Guides

Clef is being built in the open, on published research. The toolchain is still being assembled, so this section is where to follow the project: where the compiler and language stand today, and the research underneath the design.

For the current state and the ways to engage now, see Getting Started. The language specification and design rationale are the site’s most developed material.

A Deeper Dive - arXiv Pre-Prints

Separate from the entries on this site are a foundational sequence of preprints, formal treatments of key ideas and concepts this site carries through the design, compiler internals and reference materials.

  1. Dimensional Type System and Deterministic Memory Management. (DTS+DMM) The foundation, and the reason Clef has no unsafe escape hatch: memory safety is established at design time, before a single instruction runs. Kennedy-style dimensional types make the code self-describing, so the code performs double duty: it reads to a developer or a domain expert as what a value means, and to the compiler as how to lay it out. That structure then rides multi-stage MLIR lowering all the way down, resolving numeric representation and memory lifetime together as coeffects of our Program Semantic Graph.
  2. The Program Hypergraph. (PHG) Our semantic graph extends beyond detailing compute to include correctness proofs for free, making the structure inherently a hypergraph. Clifford algebra is the sharpest example: a value can carry grade and the compiler transforms the geometric product to limit the substrate to non-zero nodes, an 85-95% reduction in computational burden. The same structure can carry unitarity to a quantum gate, so one verified representation spans a physics kernel, an NPU tile, a quantum-classical workload, as well as ordinary code on standard hardware. Mathematical theory creates computational reality.
  3. Adaptive Domain Models. (ADM) This is our furthest reach, a non-trivial departure from machine learning norms: a training method with no backpropagation. It runs forward only, with gradients on the stack and exact posit accumulation, so the backward pass’s memory blowup never happens and a model’s geometry survives training intact. On that footing it uses dimensional types to build physics-aware models on an established Bayesian framing. We see this as a contribution that provides truly unique value in making “AI” more efficient and sustainable, and brings the prospect of self-improving models with structural integrity along with it.
  4. Decidable By Construction. (DBC) The keystone. It draws the three papers before it into one claim: everything that makes a model numerically stable and physically consistent can be decided in polynomial time, as a design-time advantage. Then it goes further, into territory that surprised us: the ordinary type inference doing that checking turns out to be a form of universal induction, computing the most probable explanation of your program under a computable slice of Solomonoff’s prior. Formalism this deep is what makes the implementation it provides rock-solid.
  5. Fixed-Point Scaffolding. (FPS) Y-Combinator is more than a catchy name for a tech financier. It is the fixed point of the lambda calculus, the algebra at the heart of the ML family, and the small irony of this paper is that we run it straight through MLIR’s C++ undercarriage. The formal structure of Huet’s zipper and Petricek’s codata/coeffect formalism sequences our compiler’s lowering passes, carrying grade, escape, and representation annotations through MLIR. The best part: the whole construction stays an internal scaffold, so at design time the developer gets the guarantees while the category theory remains within compiler internals.
  6. Negative and Fractional Types. (NFT) Another extension our system makes available is the concept of negative and fractional type: one for information that flows backward, one for a resource split into pieces, both first-class citizens of the type system. They come from the James-Sabry dualities in compact closed categories, and the same Kennedy-style abelian-group structure keeps them decidable, principal types and all. Other languages take unprincipled approaches to reversible computation with library machinery that adds bloat and surface area for errors. Our full expression of dimensional types keeps the structure intact while admitting support for Bayesian inference, quantum computation, and even adiabatic computing.
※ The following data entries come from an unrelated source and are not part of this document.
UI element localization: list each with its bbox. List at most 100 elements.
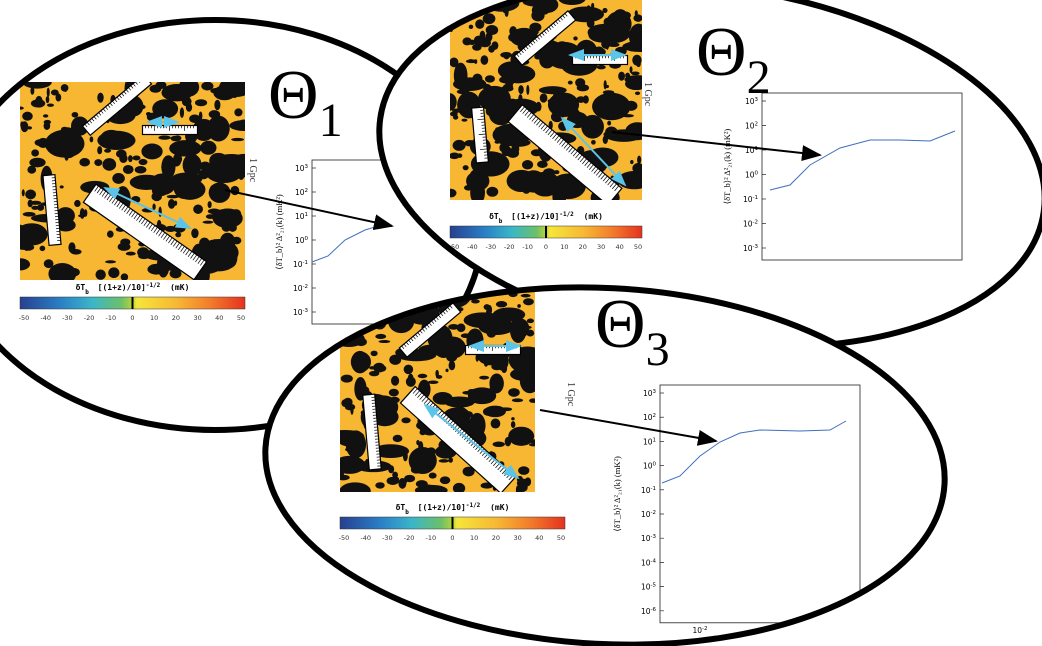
parameter-symbol: Θ <box>268 57 319 134</box>
ionized-region <box>496 301 507 307</box>
ionized-region <box>403 451 408 461</box>
ionized-region <box>448 457 453 462</box>
ionized-region <box>518 466 529 475</box>
ionized-region <box>608 151 615 157</box>
tick-exp: 0 <box>653 462 657 468</box>
colorbar-tick-label: 10 <box>470 534 478 542</box>
ionized-region <box>526 330 534 337</box>
ionized-region <box>480 0 487 6</box>
ionized-region <box>570 109 580 118</box>
parameter-index: 1 <box>319 94 343 147</box>
ionized-region <box>491 363 502 370</box>
tick-base: 10 <box>295 212 305 221</box>
ionized-region <box>620 12 631 20</box>
tick-base: 10 <box>643 462 653 471</box>
ionized-region <box>469 25 474 29</box>
ionized-region <box>66 269 70 274</box>
ionized-region <box>511 417 514 420</box>
ionized-region <box>486 328 496 338</box>
ionized-region <box>573 36 578 40</box>
ruler-body <box>573 56 628 65</box>
ionized-region <box>556 41 569 51</box>
ionized-region <box>175 232 181 237</box>
ionized-region <box>622 114 634 117</box>
ionized-region <box>179 179 188 188</box>
ionized-region <box>414 468 422 473</box>
colorbar-tick-label: -50 <box>339 534 350 542</box>
ionized-region <box>474 394 477 399</box>
colorbar-tick-label: -20 <box>404 534 415 542</box>
ionized-region <box>118 133 122 139</box>
ionized-region <box>486 106 498 117</box>
ionized-region <box>47 87 50 97</box>
ionized-region <box>345 447 354 451</box>
ionized-region <box>72 112 79 118</box>
ionized-region <box>121 273 128 280</box>
colorbar-tick-label: 20 <box>579 243 587 251</box>
ionized-region <box>174 135 181 140</box>
ionized-region <box>390 397 400 403</box>
ionized-region <box>587 18 595 28</box>
tick-exp: -1 <box>303 260 308 266</box>
ionized-region <box>515 175 522 179</box>
ionized-region <box>232 237 242 245</box>
ionized-region <box>622 31 633 38</box>
ionized-region <box>469 40 476 45</box>
ionized-region <box>462 119 468 122</box>
ionized-region <box>527 319 534 324</box>
ionized-region <box>84 209 88 217</box>
sky-map <box>10 75 259 288</box>
ionized-region <box>635 10 638 16</box>
ionized-region <box>450 57 459 67</box>
ionized-region <box>449 153 460 160</box>
ionized-region <box>206 214 215 219</box>
ionized-region <box>30 87 34 95</box>
ionized-region <box>31 206 38 210</box>
tick-exp: -2 <box>303 284 308 290</box>
ionized-region <box>495 128 500 137</box>
parameter-index: 2 <box>747 51 771 104</box>
colorbar-tick-label: 40 <box>215 314 223 322</box>
ionized-region <box>606 42 609 50</box>
ionized-region <box>219 241 225 249</box>
ionized-region <box>501 86 513 92</box>
ionized-region <box>486 25 499 35</box>
ionized-region <box>609 94 625 114</box>
ionized-region <box>499 144 505 152</box>
colorbar-tick-label: -10 <box>522 243 533 251</box>
ionized-region <box>563 64 573 68</box>
ionized-region <box>551 111 563 122</box>
ionized-region <box>503 133 514 137</box>
ionized-region <box>637 156 641 164</box>
ionized-region <box>516 67 528 76</box>
ionized-region <box>433 392 453 405</box>
ionized-region <box>341 375 353 383</box>
tick-exp: 2 <box>653 413 657 419</box>
ionized-region <box>108 267 119 278</box>
ionized-region <box>21 121 29 132</box>
ionized-region <box>214 100 220 110</box>
ionized-region <box>491 0 495 1</box>
ionized-region <box>543 168 555 177</box>
ionized-region <box>499 407 512 411</box>
ionized-region <box>601 151 604 155</box>
ionized-region <box>148 269 154 272</box>
ionized-region <box>523 189 530 193</box>
colorbar-tick-label: 0 <box>544 243 548 251</box>
tick-exp: -3 <box>753 244 759 250</box>
ionized-region <box>61 127 68 133</box>
colorbar-tick-label: -40 <box>360 534 371 542</box>
ionized-region <box>499 76 511 83</box>
tick-exp: -3 <box>651 534 657 540</box>
ionized-region <box>464 140 475 146</box>
ionized-region <box>161 164 169 170</box>
ionized-region <box>597 65 606 69</box>
ionized-region <box>435 370 439 377</box>
ionized-region <box>440 476 451 484</box>
ionized-region <box>63 85 68 92</box>
ionized-region <box>476 79 484 83</box>
ionized-region <box>554 54 559 64</box>
ionized-region <box>591 140 596 145</box>
ionized-region <box>391 376 399 386</box>
ionized-region <box>214 89 220 96</box>
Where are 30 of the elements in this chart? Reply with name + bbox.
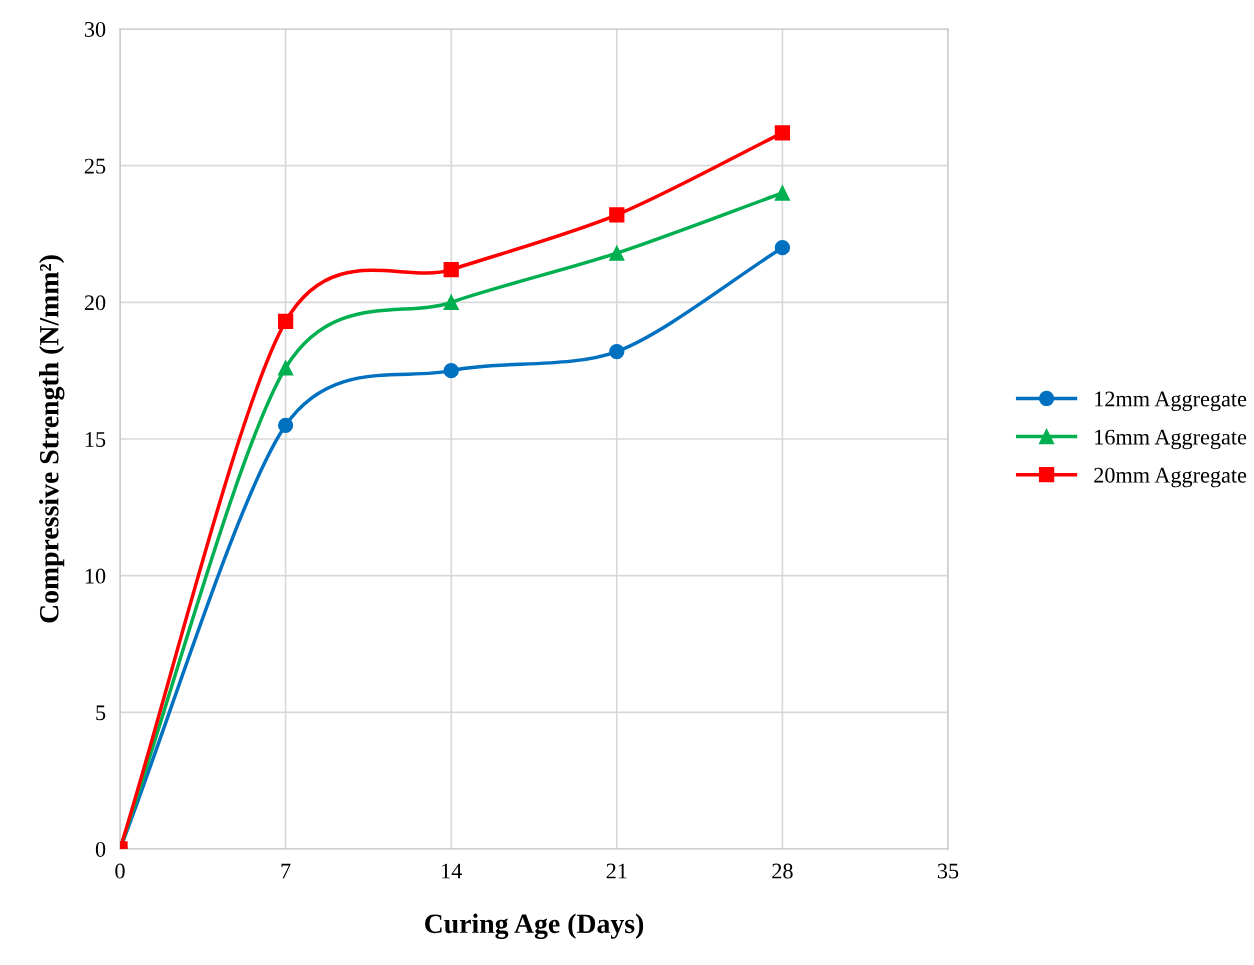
y-tick-label: 15: [85, 432, 106, 447]
point: [609, 343, 625, 360]
point: [277, 360, 294, 376]
x-tick-label: 28: [772, 863, 793, 879]
y-tick-label: 5: [96, 705, 106, 721]
x-tick-label: 7: [281, 863, 291, 879]
x-tick-label: 35: [937, 863, 959, 879]
x-axis-title: Curing Age (Days): [425, 913, 644, 940]
x-tick-label: 14: [442, 863, 462, 879]
point: [443, 363, 459, 379]
x-tick-label: 0: [115, 863, 125, 879]
legend-label: 20mm Aggregate: [1094, 467, 1247, 488]
point: [277, 313, 294, 330]
y-tick-label: 10: [85, 568, 106, 584]
point: [443, 261, 459, 278]
point: [609, 207, 625, 223]
point: [277, 417, 294, 433]
point: [609, 245, 625, 261]
legend-label: 16mm Aggregate: [1095, 429, 1247, 450]
y-tick-label: 20: [84, 295, 106, 311]
point: [443, 294, 459, 310]
y-tick-label: 0: [95, 841, 106, 857]
point: [774, 185, 791, 201]
x-tick-label: 21: [606, 863, 627, 879]
y-tick-label: 30: [84, 21, 106, 37]
legend-label: 12mm Aggregate: [1095, 391, 1247, 412]
point: [774, 240, 791, 256]
y-axis-title: Compressive Strength (N/mm²): [39, 255, 65, 623]
y-tick-label: 25: [84, 158, 106, 174]
point: [774, 125, 791, 141]
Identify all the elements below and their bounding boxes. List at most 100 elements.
Read together, (and we confess, it’s quite a bit of reading) the six are one program. Our Native Type Universe (NTU) carries dimension, grade, memory, proof obligations and other factors from source through MLIR to whatever processor runs the code. While the Fidelity Framework has always been grounded in utility (garden-variety tasks and systems use cases), the language targets CPU, GPU, NPU, FPGA and microcontrollers today, and shows its reach to support novel AI hardware, quantum processors and other emerging substrates that are on the horizon.